A Sn doped, strained CuAg film for electrochemical CO2 reduction

The electrochemical CO2 reduction reaction (CO2RR) using renewably generated electricity under mild conditions is a promising and sustainable approach to convert CO2 to value-added chemicals. Cu and Cu alloys are considered to be potential catalysts for CO2 reduction among numerous catalysts. Unfortunately, the product selectivity and conversion efficiency during the CO2RR are severely limited by the unavoidable competitive hydrogen evolution reaction (HER). Here, we developed a facile deposition method based on magnetron co-sputtering to optimize the alloy composition of Cu.
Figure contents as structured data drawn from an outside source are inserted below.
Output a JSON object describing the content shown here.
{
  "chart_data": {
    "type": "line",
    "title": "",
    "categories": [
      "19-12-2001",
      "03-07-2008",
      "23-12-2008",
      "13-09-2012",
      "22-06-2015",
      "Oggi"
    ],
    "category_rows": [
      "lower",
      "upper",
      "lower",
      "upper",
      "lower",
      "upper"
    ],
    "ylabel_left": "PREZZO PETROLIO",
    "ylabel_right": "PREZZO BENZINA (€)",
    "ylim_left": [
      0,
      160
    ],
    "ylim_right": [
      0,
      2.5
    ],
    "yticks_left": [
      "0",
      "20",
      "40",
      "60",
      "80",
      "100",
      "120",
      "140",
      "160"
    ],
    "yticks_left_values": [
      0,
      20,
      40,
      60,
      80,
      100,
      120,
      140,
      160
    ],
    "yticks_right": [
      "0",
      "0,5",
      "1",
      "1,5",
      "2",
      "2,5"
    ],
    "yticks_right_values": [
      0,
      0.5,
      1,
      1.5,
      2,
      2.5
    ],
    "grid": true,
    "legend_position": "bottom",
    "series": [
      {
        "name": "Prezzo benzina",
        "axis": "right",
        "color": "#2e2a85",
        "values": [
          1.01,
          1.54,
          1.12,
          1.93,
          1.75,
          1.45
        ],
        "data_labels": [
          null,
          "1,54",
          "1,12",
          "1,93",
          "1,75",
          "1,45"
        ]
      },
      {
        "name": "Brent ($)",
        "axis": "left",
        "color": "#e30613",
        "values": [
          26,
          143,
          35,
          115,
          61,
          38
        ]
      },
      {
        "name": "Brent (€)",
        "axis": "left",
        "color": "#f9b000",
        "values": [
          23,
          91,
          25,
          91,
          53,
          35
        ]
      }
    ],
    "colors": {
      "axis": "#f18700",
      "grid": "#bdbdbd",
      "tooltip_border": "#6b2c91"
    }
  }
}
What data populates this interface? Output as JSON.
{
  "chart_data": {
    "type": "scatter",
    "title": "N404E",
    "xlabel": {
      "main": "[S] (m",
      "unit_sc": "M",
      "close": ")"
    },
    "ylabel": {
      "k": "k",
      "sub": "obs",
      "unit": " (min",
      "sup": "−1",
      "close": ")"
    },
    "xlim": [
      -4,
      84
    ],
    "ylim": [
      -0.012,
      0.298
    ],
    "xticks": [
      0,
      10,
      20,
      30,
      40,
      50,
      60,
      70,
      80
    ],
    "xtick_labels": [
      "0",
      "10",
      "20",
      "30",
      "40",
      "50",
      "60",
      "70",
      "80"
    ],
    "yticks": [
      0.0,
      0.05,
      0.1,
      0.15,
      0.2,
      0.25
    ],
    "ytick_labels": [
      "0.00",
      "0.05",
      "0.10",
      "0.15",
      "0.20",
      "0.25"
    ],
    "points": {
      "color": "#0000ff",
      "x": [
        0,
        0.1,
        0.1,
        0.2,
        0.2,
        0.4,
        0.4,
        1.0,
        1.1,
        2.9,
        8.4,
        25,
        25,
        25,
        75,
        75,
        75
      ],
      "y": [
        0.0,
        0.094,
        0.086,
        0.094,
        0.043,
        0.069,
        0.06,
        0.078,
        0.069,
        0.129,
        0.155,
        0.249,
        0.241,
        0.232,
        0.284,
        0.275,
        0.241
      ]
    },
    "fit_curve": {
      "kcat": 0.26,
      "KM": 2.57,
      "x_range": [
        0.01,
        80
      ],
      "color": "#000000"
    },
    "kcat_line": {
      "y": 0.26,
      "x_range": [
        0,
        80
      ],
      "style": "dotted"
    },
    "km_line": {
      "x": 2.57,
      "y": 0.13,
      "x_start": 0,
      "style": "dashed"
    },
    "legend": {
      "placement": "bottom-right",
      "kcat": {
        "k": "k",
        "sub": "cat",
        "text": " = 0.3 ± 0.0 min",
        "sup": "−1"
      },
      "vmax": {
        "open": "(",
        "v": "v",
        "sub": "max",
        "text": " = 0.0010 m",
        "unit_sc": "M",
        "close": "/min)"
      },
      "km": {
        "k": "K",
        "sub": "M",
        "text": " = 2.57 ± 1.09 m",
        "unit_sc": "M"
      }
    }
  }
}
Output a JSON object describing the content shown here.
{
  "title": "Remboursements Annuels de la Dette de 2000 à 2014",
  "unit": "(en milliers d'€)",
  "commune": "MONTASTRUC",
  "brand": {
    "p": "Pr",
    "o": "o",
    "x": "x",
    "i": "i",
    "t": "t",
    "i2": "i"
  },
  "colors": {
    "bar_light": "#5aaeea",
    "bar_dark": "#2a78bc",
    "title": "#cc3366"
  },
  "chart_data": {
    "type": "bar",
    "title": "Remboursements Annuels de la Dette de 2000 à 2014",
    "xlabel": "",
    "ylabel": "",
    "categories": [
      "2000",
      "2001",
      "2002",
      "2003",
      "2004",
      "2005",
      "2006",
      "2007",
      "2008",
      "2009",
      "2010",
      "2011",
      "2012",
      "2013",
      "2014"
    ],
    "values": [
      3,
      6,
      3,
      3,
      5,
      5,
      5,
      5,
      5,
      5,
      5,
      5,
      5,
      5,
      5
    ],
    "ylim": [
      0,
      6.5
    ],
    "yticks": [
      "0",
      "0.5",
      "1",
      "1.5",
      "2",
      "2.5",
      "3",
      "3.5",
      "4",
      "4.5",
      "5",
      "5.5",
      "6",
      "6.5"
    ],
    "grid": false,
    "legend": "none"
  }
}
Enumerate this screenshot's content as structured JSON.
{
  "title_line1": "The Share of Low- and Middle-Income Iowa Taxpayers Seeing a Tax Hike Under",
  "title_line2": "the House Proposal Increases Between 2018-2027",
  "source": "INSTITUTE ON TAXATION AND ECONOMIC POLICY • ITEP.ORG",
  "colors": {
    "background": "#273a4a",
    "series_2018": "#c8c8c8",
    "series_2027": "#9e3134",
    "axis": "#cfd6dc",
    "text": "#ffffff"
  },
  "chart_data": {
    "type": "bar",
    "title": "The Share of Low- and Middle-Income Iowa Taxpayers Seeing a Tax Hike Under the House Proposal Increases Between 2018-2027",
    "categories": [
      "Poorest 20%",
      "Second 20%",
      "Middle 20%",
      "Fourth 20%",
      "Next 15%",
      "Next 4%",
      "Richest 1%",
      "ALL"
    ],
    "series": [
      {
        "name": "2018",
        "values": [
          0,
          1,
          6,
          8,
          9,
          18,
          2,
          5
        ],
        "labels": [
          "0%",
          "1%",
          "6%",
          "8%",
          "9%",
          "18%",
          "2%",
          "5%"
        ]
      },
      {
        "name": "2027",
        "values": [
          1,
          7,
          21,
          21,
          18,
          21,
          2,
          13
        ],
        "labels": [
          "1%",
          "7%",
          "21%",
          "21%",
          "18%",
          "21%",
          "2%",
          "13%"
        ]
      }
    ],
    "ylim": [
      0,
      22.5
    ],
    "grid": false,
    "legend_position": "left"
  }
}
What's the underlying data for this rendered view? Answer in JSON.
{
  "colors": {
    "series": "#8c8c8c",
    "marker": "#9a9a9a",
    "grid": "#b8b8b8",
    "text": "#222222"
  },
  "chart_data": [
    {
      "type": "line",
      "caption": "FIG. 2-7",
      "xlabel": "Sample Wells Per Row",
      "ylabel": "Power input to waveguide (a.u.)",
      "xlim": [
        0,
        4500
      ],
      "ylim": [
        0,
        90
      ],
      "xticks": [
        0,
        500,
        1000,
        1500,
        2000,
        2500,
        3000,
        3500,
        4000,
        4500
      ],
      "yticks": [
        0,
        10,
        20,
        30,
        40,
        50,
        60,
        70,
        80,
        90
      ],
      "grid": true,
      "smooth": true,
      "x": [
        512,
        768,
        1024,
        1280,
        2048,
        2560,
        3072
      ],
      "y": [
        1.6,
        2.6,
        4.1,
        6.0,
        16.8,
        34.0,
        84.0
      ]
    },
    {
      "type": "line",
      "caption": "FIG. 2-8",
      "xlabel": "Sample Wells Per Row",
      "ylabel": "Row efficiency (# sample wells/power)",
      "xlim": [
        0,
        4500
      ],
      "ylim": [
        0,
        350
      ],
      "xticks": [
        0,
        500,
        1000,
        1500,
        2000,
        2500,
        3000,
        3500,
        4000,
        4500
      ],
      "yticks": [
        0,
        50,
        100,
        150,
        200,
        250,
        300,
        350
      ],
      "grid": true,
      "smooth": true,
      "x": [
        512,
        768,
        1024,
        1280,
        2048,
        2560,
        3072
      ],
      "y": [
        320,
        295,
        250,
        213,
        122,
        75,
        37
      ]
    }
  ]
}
As a result, we found that CuAg electrode of Sn addition can effectively inhibit the HER during the CO2RR and improve the selectivity of CO, and the FE of CO can reach 93% at -0.85 V. The large lattice distortions and strain effect after Sn addition affect the electronic structure and further result in the downshift of the d-band center, which causes the Gibbs free energy of the formation of *H on the CuAgSn surface to increase dramatically. Although the formation energy barrier of *COOH doesn't decrease after Sn addition, the selectivity of CO is enhanced, owing to the selective suppression of the HER. This work provides an effective way to improve the CO2 reduction performance of binary alloys by adding a small amount of a third metallic element.